Subject: Re: quickly find what applications are affected by RSA
To: Frederick Bruckman <>
From: None <>
List: current-users
Date: 09/09/2000 00:35:23
>> 	the following twist have been removed by the RSA expiration, and
>> 	recently deregulated :
>> 	- non-commercials in US can use RSAREF
>> 	- commercials in US cannot use RSA at all
>> 	- non-US people should use non-RSAREF RSA source code
>Why do you say that? The formerly patented RSA algorithm (and code) is
>now in the public domain.

	The above 3 items lists the past situation, before the patent
	expiration.  sorry if I was not clear enough.

>> 	there still are other problems with crypto software:
>> 	- export/import regulation in non-US countries
>This affects some NetBSD users, certainly, but does not affect NetBSD.

	hmm, fine, as we redistribute IPsec-ready kernel source, this is
	not pkgsrc that matters, but the whole NetBSD distribution.
	so, if a country A has regulation on crypto export, they cannot be
	a worldwide-reachable NetBSD mirror server any more.  they cannot
	provide NetBSD binary packages as well as 1.5 base system.
	i drop my reasoning from this side.

>> 	- other patented algorithms, like IDEA/RC4/RC5
>I wasn't aware that the algorithms were patented.
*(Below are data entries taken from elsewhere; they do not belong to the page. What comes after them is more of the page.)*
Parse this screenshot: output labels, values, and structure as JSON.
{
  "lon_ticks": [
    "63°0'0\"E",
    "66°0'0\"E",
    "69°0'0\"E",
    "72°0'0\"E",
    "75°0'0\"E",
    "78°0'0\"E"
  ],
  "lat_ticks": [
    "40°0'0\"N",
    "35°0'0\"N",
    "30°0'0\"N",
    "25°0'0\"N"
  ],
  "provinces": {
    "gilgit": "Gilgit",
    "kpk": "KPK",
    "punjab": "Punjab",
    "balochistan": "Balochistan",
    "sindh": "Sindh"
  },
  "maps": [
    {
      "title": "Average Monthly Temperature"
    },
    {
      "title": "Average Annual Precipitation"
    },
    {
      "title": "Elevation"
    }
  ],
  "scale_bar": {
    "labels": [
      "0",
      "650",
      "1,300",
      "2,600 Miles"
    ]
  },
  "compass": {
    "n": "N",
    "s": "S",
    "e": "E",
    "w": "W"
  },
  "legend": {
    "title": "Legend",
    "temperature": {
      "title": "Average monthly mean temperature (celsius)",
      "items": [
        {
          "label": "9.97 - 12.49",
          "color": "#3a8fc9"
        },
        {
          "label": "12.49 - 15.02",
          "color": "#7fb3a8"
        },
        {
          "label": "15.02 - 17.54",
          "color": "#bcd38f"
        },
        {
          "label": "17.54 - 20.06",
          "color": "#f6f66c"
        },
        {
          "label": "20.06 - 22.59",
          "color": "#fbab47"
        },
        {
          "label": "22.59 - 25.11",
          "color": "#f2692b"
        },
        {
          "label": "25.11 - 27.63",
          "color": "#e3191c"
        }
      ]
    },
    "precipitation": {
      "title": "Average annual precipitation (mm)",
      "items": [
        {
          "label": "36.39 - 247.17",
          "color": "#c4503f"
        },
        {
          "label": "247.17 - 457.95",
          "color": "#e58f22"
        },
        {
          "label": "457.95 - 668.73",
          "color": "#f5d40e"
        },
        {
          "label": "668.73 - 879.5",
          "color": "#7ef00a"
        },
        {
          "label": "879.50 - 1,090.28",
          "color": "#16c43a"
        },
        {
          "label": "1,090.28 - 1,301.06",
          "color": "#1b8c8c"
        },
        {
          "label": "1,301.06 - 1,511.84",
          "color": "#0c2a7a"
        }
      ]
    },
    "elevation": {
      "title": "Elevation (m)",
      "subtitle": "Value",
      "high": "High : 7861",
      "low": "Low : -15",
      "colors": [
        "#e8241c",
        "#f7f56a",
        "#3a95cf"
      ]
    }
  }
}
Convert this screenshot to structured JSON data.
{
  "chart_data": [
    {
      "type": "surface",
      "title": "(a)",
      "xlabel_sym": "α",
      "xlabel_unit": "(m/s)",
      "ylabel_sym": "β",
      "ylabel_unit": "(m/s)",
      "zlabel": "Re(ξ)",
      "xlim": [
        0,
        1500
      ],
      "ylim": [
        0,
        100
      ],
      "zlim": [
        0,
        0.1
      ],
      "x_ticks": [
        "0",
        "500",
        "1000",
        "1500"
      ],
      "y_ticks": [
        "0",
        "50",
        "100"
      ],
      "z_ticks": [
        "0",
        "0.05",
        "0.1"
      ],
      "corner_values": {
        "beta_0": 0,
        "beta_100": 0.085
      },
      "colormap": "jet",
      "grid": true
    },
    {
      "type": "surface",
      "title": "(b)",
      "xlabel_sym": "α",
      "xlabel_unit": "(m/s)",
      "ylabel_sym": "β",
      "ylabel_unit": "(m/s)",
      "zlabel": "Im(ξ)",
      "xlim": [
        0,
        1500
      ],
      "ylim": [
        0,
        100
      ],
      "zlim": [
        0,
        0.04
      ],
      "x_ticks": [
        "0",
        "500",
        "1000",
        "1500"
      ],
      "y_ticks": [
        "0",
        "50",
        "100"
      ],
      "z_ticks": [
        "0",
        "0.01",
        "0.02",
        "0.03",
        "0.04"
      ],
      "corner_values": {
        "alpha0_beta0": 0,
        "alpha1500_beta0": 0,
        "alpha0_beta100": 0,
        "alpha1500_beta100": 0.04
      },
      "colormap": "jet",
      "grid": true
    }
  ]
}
Are you saying that
>the openssl distribution in the NetBSD sources violates some patent?

	they are patented (some of the algorithm have "okay for non-commercial"
	clause with them).  for example:
	- IDEA: see RFC2451 p7, or Applied Cryptography (2nd ed) page 325
	- RC5: see RFC2451 p6, or AC 2nd ed page 346
	I (or we) will check and address the issue before 1.5 is out.